Donald Trump a renoncé à imposer hier, comme initialement prévu, une nouvelle salve de surtaxes douanières sur quelque 160 milliards de dollars de biens chinois. En contrepartie, la Chine n'imposera pas de droits de douane supplémentaires sur plus de 3.000 produits américains, dont les pièces automobiles, comme elle menaçait de le faire. En outre, dans l'accord, qui doit encore être officiellement signé, potentiellement début janvier, les Américains ont mis en exergue l'engagement de la Chine d'importer, au cours des deux prochaines années, 200 milliards de dollars de produits américains supplémentaires du secteur de l'énergie, manufacturier, du secteur agricole (quelque 50 milliards), et des services. D'autre part, les droits de douane de 15% sur 120 autres milliards de biens chinois, en vigueur depuis le 1er septembre, seront réduits de moitié (7,5%). En revanche, les droits de douane additionnels de 25% portant sur l'équivalent de 250 milliards de dollars de marchandises chinoises vont, eux, rester en place, a assuré l'administration Trump.
Que penser de ces annonces ? "Au-delà du fait que l'accord manque de substance et ne comporte qu'une diminution des tarifs douaniers mineure - puisque les droits de douane demeurent sur les deux tiers des importations en provenance de Chine -, l'impact macroéconomique de l'accord est négligeable", ont résumé Lydia Boussour et Gregory Daco, économistes d'Oxford Economics dans une note. Cet accord apparaît d'autant plus modeste qu'il intervient "après d'importants dommages économiques", renchérit Edward Alden, expert en politique commerciale au Council on Foreign Relations.
Toujours est-il que l'accord commercial partiel - une fois signé - va offrir au président chinois Xi Jinping un répit au moment où l'économie ralentit quelque peu et que la situation à Hong Kong préoccupe le pouvoir.
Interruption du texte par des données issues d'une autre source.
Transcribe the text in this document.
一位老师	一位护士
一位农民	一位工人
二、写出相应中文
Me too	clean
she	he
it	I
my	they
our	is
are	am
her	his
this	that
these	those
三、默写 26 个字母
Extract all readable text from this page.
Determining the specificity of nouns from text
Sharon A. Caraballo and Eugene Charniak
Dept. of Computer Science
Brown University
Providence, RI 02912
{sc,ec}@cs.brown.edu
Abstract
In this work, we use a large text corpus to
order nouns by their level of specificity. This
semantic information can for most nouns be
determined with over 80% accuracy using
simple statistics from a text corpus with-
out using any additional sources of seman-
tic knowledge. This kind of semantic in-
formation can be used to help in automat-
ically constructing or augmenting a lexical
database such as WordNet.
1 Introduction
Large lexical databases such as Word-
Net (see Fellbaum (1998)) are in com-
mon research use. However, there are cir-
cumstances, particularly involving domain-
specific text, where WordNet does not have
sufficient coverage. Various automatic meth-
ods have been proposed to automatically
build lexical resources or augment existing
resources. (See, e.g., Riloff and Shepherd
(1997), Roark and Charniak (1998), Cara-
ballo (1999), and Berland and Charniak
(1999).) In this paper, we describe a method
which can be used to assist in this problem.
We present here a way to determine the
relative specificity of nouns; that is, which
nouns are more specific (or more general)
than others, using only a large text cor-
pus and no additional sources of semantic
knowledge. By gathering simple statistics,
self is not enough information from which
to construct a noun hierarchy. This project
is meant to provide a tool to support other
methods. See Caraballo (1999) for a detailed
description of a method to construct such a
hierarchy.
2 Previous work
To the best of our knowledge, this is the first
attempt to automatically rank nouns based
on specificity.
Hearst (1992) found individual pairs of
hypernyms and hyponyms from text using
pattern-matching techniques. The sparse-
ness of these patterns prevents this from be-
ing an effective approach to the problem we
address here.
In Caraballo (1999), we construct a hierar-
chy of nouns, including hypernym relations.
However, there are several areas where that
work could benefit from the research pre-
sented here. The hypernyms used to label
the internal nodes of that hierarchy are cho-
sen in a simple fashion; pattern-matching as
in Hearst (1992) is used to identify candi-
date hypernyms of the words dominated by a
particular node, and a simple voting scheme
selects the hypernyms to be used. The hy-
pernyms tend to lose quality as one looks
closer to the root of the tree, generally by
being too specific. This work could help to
Après près de deux ans d'une féroce guerre commerciale avec l'Amérique de Donald Trump, les indicateurs économiques de la seconde puissance mondiale ont du plomb dans l'aile. "Le pire n'est pas encore arrivé et 2020 s'annonce comme une autre année difficile", prévient l'économiste Ting Lu de la banque d'investissement Nomura. De fait, sans faire allusion à la guerre commerciale, les plus hauts dirigeants chinois ont reconnu cette semaine une situation délicate lors d'une importante réunion économique annuelle à Pékin.
Aussi, sans régler les problèmes de fond avec l'Oncle Sam - comme l'ouverture des marchés publics chinois ou l'obligation pour les entreprises étrangères en Chine de transferer leurs technologies -, cela permet à la Chine de "gagner du temps" et de s'offrir "une bouffée d'oxygène", relève Larry Ong, analyste pour le cabinet SinoInsider. "Les États-Unis vont se mettre en mode attente et observer comment la Chine se conforme" à l'accord de principe, pronostique Barry Naughton. Et en cas de manquement de Pékin, "on peut s'attendre à ce que le président Trump redevienne (l'autoproclamé) 'homme des surtaxes'" et que les tensions s'exacerbent de nouveau, prévoit Larry Ong.